Le mythe de la Frontière#
Le western puise sa matière dans un moment fondateur de l'histoire américaine : la conquête de l'Ouest, cette poussée des colons vers les territoires de l'Ouest au cours du XIXᵉ siècle. Au cœur du genre, il y a la notion de Frontière (Frontier) — cette ligne mouvante entre civilisation et nature sauvage, où se joue, selon le mythe, le caractère même de la nation : individualisme, courage, loi du plus fort et conquête.
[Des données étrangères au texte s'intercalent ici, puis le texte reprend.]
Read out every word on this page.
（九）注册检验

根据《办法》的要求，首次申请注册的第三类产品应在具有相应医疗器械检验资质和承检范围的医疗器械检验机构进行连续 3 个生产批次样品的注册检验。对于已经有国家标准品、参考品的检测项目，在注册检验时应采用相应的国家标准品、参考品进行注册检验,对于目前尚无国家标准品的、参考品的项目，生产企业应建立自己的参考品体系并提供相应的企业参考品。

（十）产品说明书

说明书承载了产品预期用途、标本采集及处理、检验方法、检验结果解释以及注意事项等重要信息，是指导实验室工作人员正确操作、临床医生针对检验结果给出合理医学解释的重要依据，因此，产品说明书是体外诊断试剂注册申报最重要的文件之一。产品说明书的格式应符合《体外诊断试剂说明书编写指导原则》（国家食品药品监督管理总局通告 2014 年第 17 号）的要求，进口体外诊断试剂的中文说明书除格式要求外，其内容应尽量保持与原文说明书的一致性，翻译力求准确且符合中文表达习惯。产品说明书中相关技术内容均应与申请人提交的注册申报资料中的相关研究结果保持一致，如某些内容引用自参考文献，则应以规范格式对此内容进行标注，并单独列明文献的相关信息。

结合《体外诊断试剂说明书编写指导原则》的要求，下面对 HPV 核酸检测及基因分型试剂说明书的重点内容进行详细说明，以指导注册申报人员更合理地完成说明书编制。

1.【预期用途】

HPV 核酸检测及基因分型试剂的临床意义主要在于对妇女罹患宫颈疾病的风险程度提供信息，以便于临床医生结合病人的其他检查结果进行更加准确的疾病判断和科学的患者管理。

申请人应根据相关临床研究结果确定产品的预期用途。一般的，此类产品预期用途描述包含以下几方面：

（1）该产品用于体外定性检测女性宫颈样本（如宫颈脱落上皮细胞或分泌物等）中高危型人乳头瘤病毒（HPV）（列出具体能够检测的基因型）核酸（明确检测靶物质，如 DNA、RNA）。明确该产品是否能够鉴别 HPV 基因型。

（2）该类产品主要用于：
De ce socle historique, le western a tiré un répertoire de figures et de décors : le cow-boy solitaire, le shérif justicier, le hors-la-loi, le chasseur de primes ; le saloon, la diligence, le chemin de fer, la petite ville de bois plantée au milieu de nulle part. Les paysages grandioses du désert, notamment les buttes de Monument Valley, sont devenus le visage même du genre.
Le western ne filme pas l'Ouest tel qu'il fut, mais tel que l'Amérique a voulu se souvenir de lui : un théâtre de la conquête et du courage.
De l'âge d'or à John Ford#
Le western est presque aussi vieux que le cinéma lui-même. Dès 1903, The Great Train Robbery (« Le Vol du grand rapide »), film de quelques minutes, pose les bases du genre avec son attaque de train et son célèbre plan d'un bandit tirant vers la caméra. Le western accompagne ainsi la naissance d'Hollywood et devient, pour des décennies, l'un de ses piliers.
Son âge d'or est indissociable d'un nom : John Ford, cinéaste qui éleva le genre au rang d'art. Avec La Chevauchée fantastique (Stagecoach, 1939), il révèle au grand public l'acteur John Wayne, qui deviendra l'incarnation même du cow-boy. Ford tournera maintes fois dans Monument Valley, signant des œuvres majeures comme La Prisonnière du désert (The Searchers), où le mythe commence déjà à se fissurer.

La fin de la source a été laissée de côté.